A raucous capacity crowd at Boston College’s Kelley Rink made for an incredible atmosphere as the Eagles faced their most hated rival, Boston University, on Friday night.
Unfortunately, it also helped force the postponement of the game.
As temperatures reached close to 70 degrees outside, the indoor mark soared upwards of 80 degrees, forcing a massive cloud of fog over the Kelley Rink ice, making conditions unplayable.
After numerous delays for players to skate in an attempt to break up the fog cloud, referee Scott Hansen convened BC coach Jerry York and BU coach Jack Parker, along with BC’s Associate Athletic Director for hockey Tom Peters, and Hockey East Director of Officiating Dick DeCaprio at the 10:21 mark of the first period.
After a short conversation the decision was made to postpone the game for safety reasons.
“My goalie said he couldn’t see the puck,” said Parker. “There was a point at which we couldn’t see the BC bench [across the ice].”
The problem was caused by record-breaking temperatures in New England, a capacity crowd inside the rink and the ultimate factor — Kelley Rink being without air conditioning.
“This building was built in the late ’80s,” said York . “It was right on the cusp of when buildings started making air conditioning standard.
“I think our administration and coaching staff are upset because ultimately it was our facility that couldn’t stand it.”
It’s the second time in two years that fog affected a game at Kelley Rink. Last season’s exhibition game against St. Thomas was postponed halfway through due to fog. That game, though, was played in October when the temperatures often soar into the 80s or higher.
It also wasn’t played in front of a major audience that included CSTV’s national game of the week broadcast.
“I’ve lived in New England for a long time and I’ve never seen weather link this in December,” said York.
Temperatures at Boston’s Logan Airport reached a record high of 69 on Thursday, one degree warmer than the 25-year-old mark.
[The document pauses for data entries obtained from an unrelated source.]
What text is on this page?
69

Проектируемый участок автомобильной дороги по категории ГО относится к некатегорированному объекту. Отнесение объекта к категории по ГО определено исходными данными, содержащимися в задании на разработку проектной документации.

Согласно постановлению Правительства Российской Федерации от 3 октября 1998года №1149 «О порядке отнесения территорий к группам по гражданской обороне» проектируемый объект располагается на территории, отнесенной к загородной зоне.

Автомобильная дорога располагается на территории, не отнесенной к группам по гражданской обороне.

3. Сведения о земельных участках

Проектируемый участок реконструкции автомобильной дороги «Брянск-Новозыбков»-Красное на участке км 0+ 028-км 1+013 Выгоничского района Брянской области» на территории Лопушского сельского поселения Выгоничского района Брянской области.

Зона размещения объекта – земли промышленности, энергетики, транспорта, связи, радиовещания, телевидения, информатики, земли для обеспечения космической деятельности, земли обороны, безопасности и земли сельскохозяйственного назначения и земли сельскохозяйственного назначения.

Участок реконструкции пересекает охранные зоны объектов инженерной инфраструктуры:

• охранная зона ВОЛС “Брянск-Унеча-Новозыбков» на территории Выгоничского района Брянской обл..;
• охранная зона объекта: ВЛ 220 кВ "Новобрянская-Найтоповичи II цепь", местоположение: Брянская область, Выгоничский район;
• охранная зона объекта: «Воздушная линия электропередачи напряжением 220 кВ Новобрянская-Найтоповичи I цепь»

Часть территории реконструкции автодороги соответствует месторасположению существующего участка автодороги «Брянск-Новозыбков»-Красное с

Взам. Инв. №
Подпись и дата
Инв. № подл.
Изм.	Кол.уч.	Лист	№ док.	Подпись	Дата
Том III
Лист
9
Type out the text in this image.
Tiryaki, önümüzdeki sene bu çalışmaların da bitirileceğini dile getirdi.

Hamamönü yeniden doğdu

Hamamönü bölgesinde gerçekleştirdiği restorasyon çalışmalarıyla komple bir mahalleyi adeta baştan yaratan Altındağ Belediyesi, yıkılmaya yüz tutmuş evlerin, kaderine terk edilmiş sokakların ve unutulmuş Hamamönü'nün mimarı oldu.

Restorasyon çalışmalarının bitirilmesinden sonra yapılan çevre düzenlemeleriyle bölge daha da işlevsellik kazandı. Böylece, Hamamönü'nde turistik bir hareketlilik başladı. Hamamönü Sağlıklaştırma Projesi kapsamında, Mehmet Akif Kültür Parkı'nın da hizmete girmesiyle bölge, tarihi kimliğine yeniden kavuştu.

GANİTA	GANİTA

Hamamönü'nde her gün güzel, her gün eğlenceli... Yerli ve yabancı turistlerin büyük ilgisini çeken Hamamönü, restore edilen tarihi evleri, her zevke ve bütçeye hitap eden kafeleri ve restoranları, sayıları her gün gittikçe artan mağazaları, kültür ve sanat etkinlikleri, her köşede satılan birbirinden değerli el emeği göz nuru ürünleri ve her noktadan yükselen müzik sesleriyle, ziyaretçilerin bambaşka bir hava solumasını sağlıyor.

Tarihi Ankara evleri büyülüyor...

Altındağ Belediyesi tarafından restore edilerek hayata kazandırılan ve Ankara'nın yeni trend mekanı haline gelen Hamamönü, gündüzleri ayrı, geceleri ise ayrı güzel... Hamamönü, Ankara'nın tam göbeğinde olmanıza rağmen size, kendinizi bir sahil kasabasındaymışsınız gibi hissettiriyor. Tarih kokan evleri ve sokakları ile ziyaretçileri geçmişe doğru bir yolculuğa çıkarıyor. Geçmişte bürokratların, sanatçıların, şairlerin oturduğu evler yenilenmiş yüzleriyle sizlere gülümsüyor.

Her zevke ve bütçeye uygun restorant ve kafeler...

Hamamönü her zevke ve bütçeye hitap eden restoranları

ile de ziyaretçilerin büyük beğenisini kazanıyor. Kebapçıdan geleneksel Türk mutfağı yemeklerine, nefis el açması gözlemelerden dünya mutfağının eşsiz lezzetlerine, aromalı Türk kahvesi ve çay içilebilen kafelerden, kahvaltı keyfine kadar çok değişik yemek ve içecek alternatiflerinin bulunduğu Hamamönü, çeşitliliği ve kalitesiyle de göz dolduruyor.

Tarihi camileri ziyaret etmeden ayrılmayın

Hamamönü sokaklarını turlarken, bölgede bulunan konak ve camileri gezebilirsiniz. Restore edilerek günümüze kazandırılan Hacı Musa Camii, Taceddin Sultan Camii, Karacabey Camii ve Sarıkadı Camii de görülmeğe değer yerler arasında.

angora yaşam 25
On Friday, the temperatures were equally as warm but humidity rose to an unbearable point with major rains and high winds anticipated later in the evening.
“It was very hot on the bench and even hotter in the locker rooms,” said Parker.
There has not been a date set for a makeup game, and it is unclear whether or not the game will be picked up from the point of suspension or re-started from the beginning.
Rule 5-3-F of the NCAA Ice Hockey Rules Book states that a referee has the discretion to stop a game at any time if the conditions become unsafe. If neither the players nor spectators are part of the reason for stopping the game, it is the decision of the coaches whether to resume or restart the game.
Friday’s game was scoreless, though Boston College was in the middle of a five-minute power play after BU’s Eric Gryba was whistled for hitting from behind.
The only consolation for both teams is that they’ll most certainly get a chance to face one another on Saturday night, when the back end of the home-and-home series heads to BU’s Agganis Arena. That building, only a year old, should have no problem handling whatever weather conditions exist.